Bu yazımda sermaye sahiplerine doğrudan, eğip bükmeden söylemek istediklerimi söyleyeceğim.
Bildiğiniz ve bildiğimiz gibi, ülke ekonomisi iflas etmiş durumda, konkordatoyu geçtik, yani iflas ettik ve yakın bir gelecekte de düze çıkacağımız malum değil.
Eğer toplumun büyük bir bölümü batık durumda ise sizin da hiç yaşama şansınız yoktur.
Neden?
Siz üreteceksiniz, tüketiciye sunacaksınız, tüketici tüketecek ki piyasada nakit dönsün ve herkes mutlu olsun.
İşte bu noktada size düşen görev de var kuşkusuz.
Bırakın kazandığınız paralarla yat, kat, lüks araba almayı, yurt dışına tatile gitmeyi, israf derecesinde lüks harcamayı.
Diyebilirsiniz ki “Kazanıyoruz, hakkımız değil mi?”
El-hak, hakkınızdır ama şimdi değil.
Bir başka anlatımla; her iş emrinde hüküm ve hikmet sahibi olarak, gerekeni en güzel biçimde yapan olmak zorundasınız.
Bugün İsraf günü değil…
Bugün millet sefalet içindeyken, lüks içinde yaşamanın sırası değil.
Neden biliyorsunuz mutlaka siz de…
Yoksul kesim rahatça harcamaya başlamazsa, sizin de rahat yaşama, israf etmek gibi bir durumunuz da kalmaz.
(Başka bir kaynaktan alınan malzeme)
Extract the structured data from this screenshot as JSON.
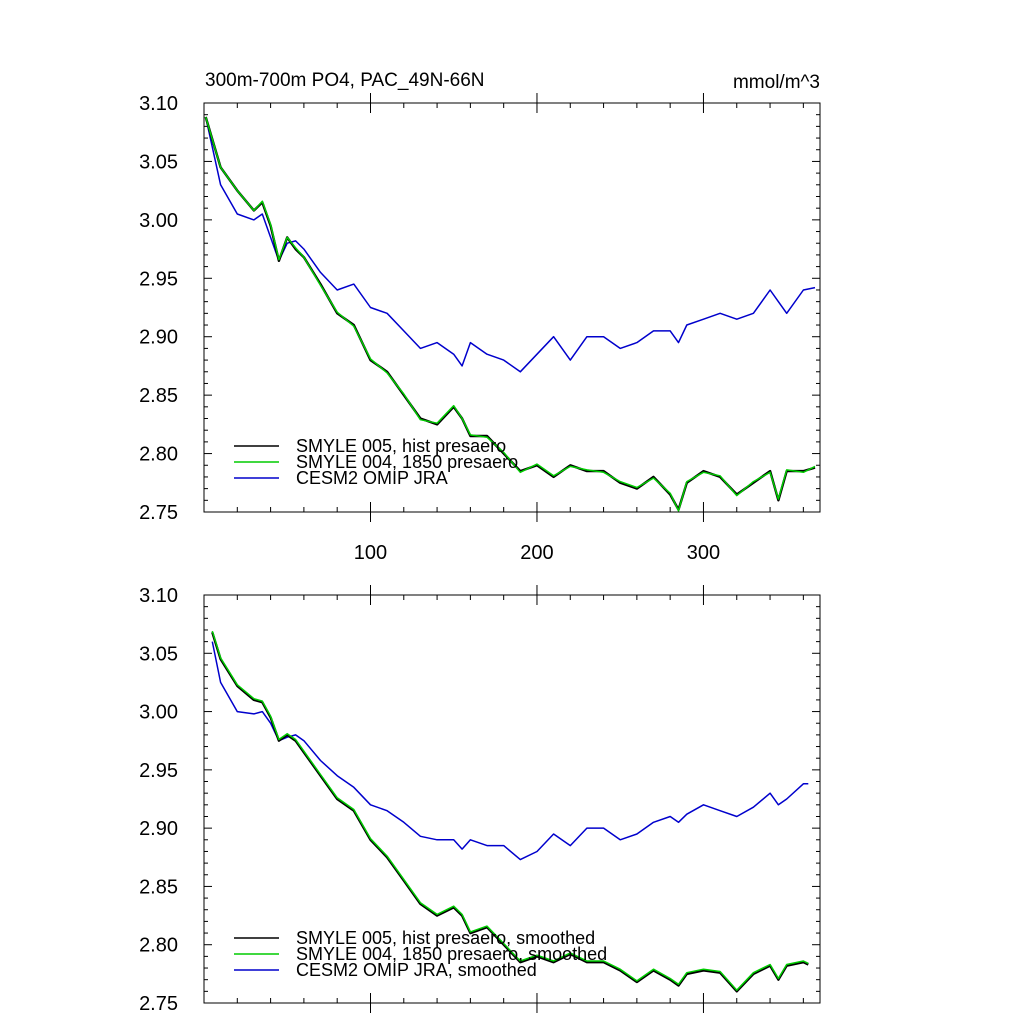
{
  "chart_data": [
    {
      "type": "line",
      "title": "300m-700m PO4, PAC_49N-66N",
      "units": "mmol/m^3",
      "xlim": [
        0,
        370
      ],
      "ylim": [
        2.75,
        3.1
      ],
      "yticks": [
        "3.10",
        "3.05",
        "3.00",
        "2.95",
        "2.90",
        "2.85",
        "2.80",
        "2.75"
      ],
      "xticks": [
        "100",
        "200",
        "300"
      ],
      "x": [
        1,
        10,
        20,
        30,
        35,
        40,
        45,
        50,
        55,
        60,
        70,
        80,
        90,
        100,
        110,
        120,
        130,
        140,
        150,
        155,
        160,
        170,
        180,
        190,
        200,
        210,
        220,
        230,
        240,
        250,
        260,
        270,
        280,
        285,
        290,
        300,
        310,
        320,
        330,
        340,
        345,
        350,
        360,
        367
      ],
      "series": [
        {
          "name": "SMYLE 005, hist presaero",
          "color": "#000000",
          "values": [
            3.088,
            3.045,
            3.025,
            3.008,
            3.015,
            2.995,
            2.965,
            2.985,
            2.975,
            2.968,
            2.945,
            2.92,
            2.91,
            2.88,
            2.87,
            2.85,
            2.83,
            2.825,
            2.84,
            2.83,
            2.815,
            2.815,
            2.8,
            2.785,
            2.79,
            2.78,
            2.79,
            2.785,
            2.785,
            2.775,
            2.77,
            2.78,
            2.765,
            2.752,
            2.775,
            2.785,
            2.78,
            2.765,
            2.775,
            2.785,
            2.76,
            2.785,
            2.785,
            2.788
          ]
        },
        {
          "name": "SMYLE 004, 1850 presaero",
          "color": "#00cc00",
          "values": [
            3.088,
            3.045,
            3.025,
            3.008,
            3.016,
            2.996,
            2.966,
            2.985,
            2.976,
            2.968,
            2.944,
            2.921,
            2.909,
            2.881,
            2.869,
            2.851,
            2.829,
            2.826,
            2.841,
            2.83,
            2.816,
            2.814,
            2.801,
            2.784,
            2.791,
            2.781,
            2.789,
            2.786,
            2.784,
            2.776,
            2.771,
            2.779,
            2.766,
            2.751,
            2.776,
            2.784,
            2.781,
            2.764,
            2.776,
            2.784,
            2.761,
            2.786,
            2.784,
            2.789
          ]
        },
        {
          "name": "CESM2 OMIP JRA",
          "color": "#0000cc",
          "values": [
            3.088,
            3.03,
            3.005,
            3.0,
            3.005,
            2.985,
            2.965,
            2.98,
            2.982,
            2.975,
            2.955,
            2.94,
            2.945,
            2.925,
            2.92,
            2.905,
            2.89,
            2.895,
            2.885,
            2.875,
            2.895,
            2.885,
            2.88,
            2.87,
            2.885,
            2.9,
            2.88,
            2.9,
            2.9,
            2.89,
            2.895,
            2.905,
            2.905,
            2.895,
            2.91,
            2.915,
            2.92,
            2.915,
            2.92,
            2.94,
            2.93,
            2.92,
            2.94,
            2.942
          ]
        }
      ]
    },
    {
      "type": "line",
      "xlim": [
        0,
        370
      ],
      "ylim": [
        2.75,
        3.1
      ],
      "yticks": [
        "3.10",
        "3.05",
        "3.00",
        "2.95",
        "2.90",
        "2.85",
        "2.80",
        "2.75"
      ],
      "x": [
        5,
        10,
        20,
        30,
        35,
        40,
        45,
        50,
        55,
        60,
        70,
        80,
        90,
        100,
        110,
        120,
        130,
        140,
        150,
        155,
        160,
        170,
        180,
        190,
        200,
        210,
        220,
        230,
        240,
        250,
        260,
        270,
        280,
        285,
        290,
        300,
        310,
        320,
        330,
        340,
        345,
        350,
        360,
        363
      ],
      "series": [
        {
          "name": "SMYLE 005, hist presaero, smoothed",
          "color": "#000000",
          "values": [
            3.068,
            3.045,
            3.022,
            3.01,
            3.008,
            2.995,
            2.975,
            2.98,
            2.975,
            2.965,
            2.945,
            2.925,
            2.915,
            2.89,
            2.875,
            2.855,
            2.835,
            2.825,
            2.832,
            2.825,
            2.81,
            2.815,
            2.8,
            2.785,
            2.79,
            2.785,
            2.792,
            2.785,
            2.785,
            2.778,
            2.768,
            2.778,
            2.77,
            2.765,
            2.775,
            2.778,
            2.776,
            2.76,
            2.775,
            2.782,
            2.77,
            2.782,
            2.785,
            2.783
          ]
        },
        {
          "name": "SMYLE 004, 1850 presaero, smoothed",
          "color": "#00cc00",
          "values": [
            3.069,
            3.046,
            3.023,
            3.011,
            3.009,
            2.996,
            2.976,
            2.981,
            2.976,
            2.966,
            2.946,
            2.926,
            2.916,
            2.891,
            2.876,
            2.856,
            2.836,
            2.826,
            2.833,
            2.826,
            2.811,
            2.816,
            2.801,
            2.786,
            2.791,
            2.786,
            2.793,
            2.786,
            2.786,
            2.779,
            2.769,
            2.779,
            2.771,
            2.766,
            2.776,
            2.779,
            2.777,
            2.761,
            2.776,
            2.783,
            2.771,
            2.783,
            2.786,
            2.784
          ]
        },
        {
          "name": "CESM2 OMIP JRA, smoothed",
          "color": "#0000cc",
          "values": [
            3.06,
            3.025,
            3.0,
            2.998,
            3.0,
            2.99,
            2.975,
            2.978,
            2.98,
            2.975,
            2.958,
            2.945,
            2.935,
            2.92,
            2.915,
            2.905,
            2.893,
            2.89,
            2.89,
            2.882,
            2.89,
            2.885,
            2.885,
            2.873,
            2.88,
            2.895,
            2.885,
            2.9,
            2.9,
            2.89,
            2.895,
            2.905,
            2.91,
            2.905,
            2.912,
            2.92,
            2.915,
            2.91,
            2.918,
            2.93,
            2.92,
            2.925,
            2.938,
            2.938
          ]
        }
      ]
    }
  ]
}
Görüyoruz, ülkemizde de bir çok büyük firma önce konkordato istiyor, sonra çeviremiyor, iflas kararını mahkemeler yapıştırıyor.
Toplum nasıl ki sizlerin, yani sermaye kitlesinin üretimine muhtaç, sermaye kitlesi de toplumun harcama kapasitesinin yüksek olmasına muhtaç…
Hani bir atasözümüz vardır, hepimiz biliriz…
“Güvenme güzelliğine, bir sivilce yeter, güvenme varlığına bir kıvılcım çok bile…”
Bugüne kadar biriktirdiğiniz varlıklarınız ile huzur içinde yaşarız de demeyin…
Neden derseniz, yine bir atasözümüz var, onu da bilirsiniz…
Ne kadar çok biriktirmiş olursanız olun, gün gelir biter, yani atasözü ile anlatımı; “Hazıra dağlar dayanmaz…”
Şunu da eklemek isterim…
Derseniz ki “Varlığımız var, çekiliriz” işte o zaman da iş verdiğiniz kesim işsiz kalacağından daha çok kaosa gireriz, bundan sizler de zarar görürsünüz.
Demesi, anlatması bizde, karar sizden.
Şunu samimiyetle bir kez daha söylemek isterim…
Biraz “Halk olmayı” deneyin, gerçekten zararlı çıkmazsınız. Varlıklarınızı ve yaşantınızı toplumun gözüne sokmayın.
Şunu de ekleyeyim, izninizle…
Birisi çıkar da bu yazım için; “Sen sermaye düşmanı mısın?” derse, ona derim ki; “Sen okuduğunu anlama yeteneğini mi yitirdin.
Bu düşünceler, 60 yıllık deneyimlerin ürünüdür, biliniz…
Çocuk çağlarımızda sokakta simit, gazete, pazarlarda sebze sattığımız günlerimiz bunun dışındadır.